4 Alaska salmon fillets (4 to 6 oz. each)
1/4 cup avocado oil, divided
2 bunches (about 3 cups) watercress, roughly chopped or 3 cups microgreens
3 Tablespoons cucumber, finely chopped
2 oranges, peeled and segmented (membrane removed)
1-2 teaspoons white wine vinegar
Salt and pepper, to taste
2 cups mixed greens
Half of an avocado, pitted, peeled and sliced
1/4 cup walnuts
2 Tablespoons apple cider vinegar
Pimenton (smoked paprika), for finishing
4 to 6 edible flowers, such as nasturtiums
Rinse any ice glaze from frozen Alaska salmon under cold water; pat dry with paper towel. Heat skillet over medium-high heat and brush both sides of fish using 3 tablespoons of avocado oil. Cook salmon, uncovered, about 4 minutes, until browned.

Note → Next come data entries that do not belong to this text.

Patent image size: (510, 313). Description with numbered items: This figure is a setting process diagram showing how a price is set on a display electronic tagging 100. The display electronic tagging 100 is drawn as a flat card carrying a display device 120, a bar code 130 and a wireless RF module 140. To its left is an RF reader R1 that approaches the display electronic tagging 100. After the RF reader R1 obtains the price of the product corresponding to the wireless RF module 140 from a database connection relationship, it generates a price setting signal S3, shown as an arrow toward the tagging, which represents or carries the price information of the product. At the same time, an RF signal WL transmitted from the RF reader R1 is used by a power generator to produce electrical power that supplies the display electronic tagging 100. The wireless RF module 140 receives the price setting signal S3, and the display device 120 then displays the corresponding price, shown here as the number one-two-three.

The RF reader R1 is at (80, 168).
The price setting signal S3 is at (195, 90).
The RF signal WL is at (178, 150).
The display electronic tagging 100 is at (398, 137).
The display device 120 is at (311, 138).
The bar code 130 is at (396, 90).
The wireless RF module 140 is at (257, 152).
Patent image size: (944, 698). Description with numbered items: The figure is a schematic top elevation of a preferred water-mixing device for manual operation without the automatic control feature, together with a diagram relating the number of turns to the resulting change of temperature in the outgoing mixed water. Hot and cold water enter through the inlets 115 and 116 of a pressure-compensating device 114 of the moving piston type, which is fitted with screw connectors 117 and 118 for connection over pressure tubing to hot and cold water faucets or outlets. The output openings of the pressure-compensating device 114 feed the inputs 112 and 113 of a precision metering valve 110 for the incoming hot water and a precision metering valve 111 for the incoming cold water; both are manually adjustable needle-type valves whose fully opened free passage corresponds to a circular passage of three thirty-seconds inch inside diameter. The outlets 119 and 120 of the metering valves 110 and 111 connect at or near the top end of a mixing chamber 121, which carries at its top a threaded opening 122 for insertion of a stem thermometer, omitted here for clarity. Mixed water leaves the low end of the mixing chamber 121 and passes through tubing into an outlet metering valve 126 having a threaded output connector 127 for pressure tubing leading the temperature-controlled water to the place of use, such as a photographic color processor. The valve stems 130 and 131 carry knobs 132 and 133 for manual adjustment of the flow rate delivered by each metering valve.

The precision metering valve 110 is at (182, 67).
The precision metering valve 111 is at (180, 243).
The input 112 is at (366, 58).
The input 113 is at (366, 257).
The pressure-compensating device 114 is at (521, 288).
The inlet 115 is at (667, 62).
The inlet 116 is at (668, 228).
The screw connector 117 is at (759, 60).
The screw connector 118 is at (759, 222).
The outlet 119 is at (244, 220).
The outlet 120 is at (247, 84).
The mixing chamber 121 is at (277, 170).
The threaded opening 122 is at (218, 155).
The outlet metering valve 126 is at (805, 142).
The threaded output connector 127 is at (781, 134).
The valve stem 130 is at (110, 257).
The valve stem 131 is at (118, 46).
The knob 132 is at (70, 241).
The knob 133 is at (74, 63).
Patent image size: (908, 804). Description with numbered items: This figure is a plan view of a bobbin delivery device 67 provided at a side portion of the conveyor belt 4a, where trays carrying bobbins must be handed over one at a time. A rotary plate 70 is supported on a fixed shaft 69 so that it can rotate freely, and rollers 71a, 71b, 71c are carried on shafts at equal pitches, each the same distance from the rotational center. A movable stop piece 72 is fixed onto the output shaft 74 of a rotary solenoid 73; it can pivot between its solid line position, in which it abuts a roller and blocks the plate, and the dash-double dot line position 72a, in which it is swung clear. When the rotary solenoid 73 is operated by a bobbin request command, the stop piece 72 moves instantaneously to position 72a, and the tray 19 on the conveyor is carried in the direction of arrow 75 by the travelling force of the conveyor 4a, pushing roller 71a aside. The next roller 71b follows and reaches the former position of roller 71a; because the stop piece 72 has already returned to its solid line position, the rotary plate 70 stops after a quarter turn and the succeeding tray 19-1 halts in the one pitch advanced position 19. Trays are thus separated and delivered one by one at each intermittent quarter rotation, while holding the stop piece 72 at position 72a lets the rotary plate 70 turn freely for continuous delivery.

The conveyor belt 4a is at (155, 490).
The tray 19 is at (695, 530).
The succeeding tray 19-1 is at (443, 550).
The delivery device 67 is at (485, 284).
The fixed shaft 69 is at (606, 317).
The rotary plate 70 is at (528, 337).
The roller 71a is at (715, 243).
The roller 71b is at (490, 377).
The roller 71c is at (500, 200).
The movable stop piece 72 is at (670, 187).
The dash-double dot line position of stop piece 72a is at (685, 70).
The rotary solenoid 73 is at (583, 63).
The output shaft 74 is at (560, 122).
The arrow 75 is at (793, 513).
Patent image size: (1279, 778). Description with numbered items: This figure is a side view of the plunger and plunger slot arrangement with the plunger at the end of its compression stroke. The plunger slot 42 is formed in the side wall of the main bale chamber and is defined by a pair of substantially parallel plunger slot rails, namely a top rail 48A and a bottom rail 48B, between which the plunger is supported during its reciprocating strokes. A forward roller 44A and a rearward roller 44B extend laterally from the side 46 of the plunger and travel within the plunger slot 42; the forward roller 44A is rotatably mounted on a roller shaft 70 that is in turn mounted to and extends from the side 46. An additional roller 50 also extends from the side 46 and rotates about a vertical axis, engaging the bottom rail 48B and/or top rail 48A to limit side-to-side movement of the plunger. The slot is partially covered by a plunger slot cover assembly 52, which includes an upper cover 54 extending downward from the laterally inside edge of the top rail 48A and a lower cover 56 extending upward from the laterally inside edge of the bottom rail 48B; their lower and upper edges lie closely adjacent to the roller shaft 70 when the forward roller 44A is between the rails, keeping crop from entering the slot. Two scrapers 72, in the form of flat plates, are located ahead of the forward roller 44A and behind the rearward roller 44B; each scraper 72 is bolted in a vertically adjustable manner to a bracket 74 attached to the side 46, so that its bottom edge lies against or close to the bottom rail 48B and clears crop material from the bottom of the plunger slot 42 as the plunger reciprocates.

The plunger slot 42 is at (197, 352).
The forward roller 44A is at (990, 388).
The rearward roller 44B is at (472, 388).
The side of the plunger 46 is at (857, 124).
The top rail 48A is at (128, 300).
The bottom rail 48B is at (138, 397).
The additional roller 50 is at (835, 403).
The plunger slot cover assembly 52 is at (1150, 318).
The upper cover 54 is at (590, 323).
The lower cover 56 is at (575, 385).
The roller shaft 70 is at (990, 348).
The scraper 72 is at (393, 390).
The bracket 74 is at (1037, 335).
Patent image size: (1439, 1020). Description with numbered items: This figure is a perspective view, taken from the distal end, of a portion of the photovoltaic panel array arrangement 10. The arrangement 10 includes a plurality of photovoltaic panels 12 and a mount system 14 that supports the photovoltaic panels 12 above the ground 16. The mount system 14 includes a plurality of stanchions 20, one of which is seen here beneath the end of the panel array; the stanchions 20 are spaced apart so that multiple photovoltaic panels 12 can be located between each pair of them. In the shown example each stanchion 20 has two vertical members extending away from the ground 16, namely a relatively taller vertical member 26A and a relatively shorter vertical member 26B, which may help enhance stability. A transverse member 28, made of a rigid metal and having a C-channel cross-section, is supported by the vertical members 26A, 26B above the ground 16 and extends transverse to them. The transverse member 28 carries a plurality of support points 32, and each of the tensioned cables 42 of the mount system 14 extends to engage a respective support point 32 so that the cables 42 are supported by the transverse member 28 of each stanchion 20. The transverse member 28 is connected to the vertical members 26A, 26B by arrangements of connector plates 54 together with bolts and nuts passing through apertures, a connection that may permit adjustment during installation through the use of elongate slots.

Turn salmon over and season lightly with salt and pepper. Cook an additional 6 to 8 minutes for frozen or 3 to 4 minutes for fresh/thawed, just until fish is opaque throughout.
Meanwhile, in a medium bowl combine watercress, cucumber and orange segments. Season with a few drops of white wine vinegar, remaining avocado oil, and salt and pepper, to taste.
Plate mixed greens next to salmon and top with avocado, walnuts and apple cider vinaigrette. Add nasturtiums and serve.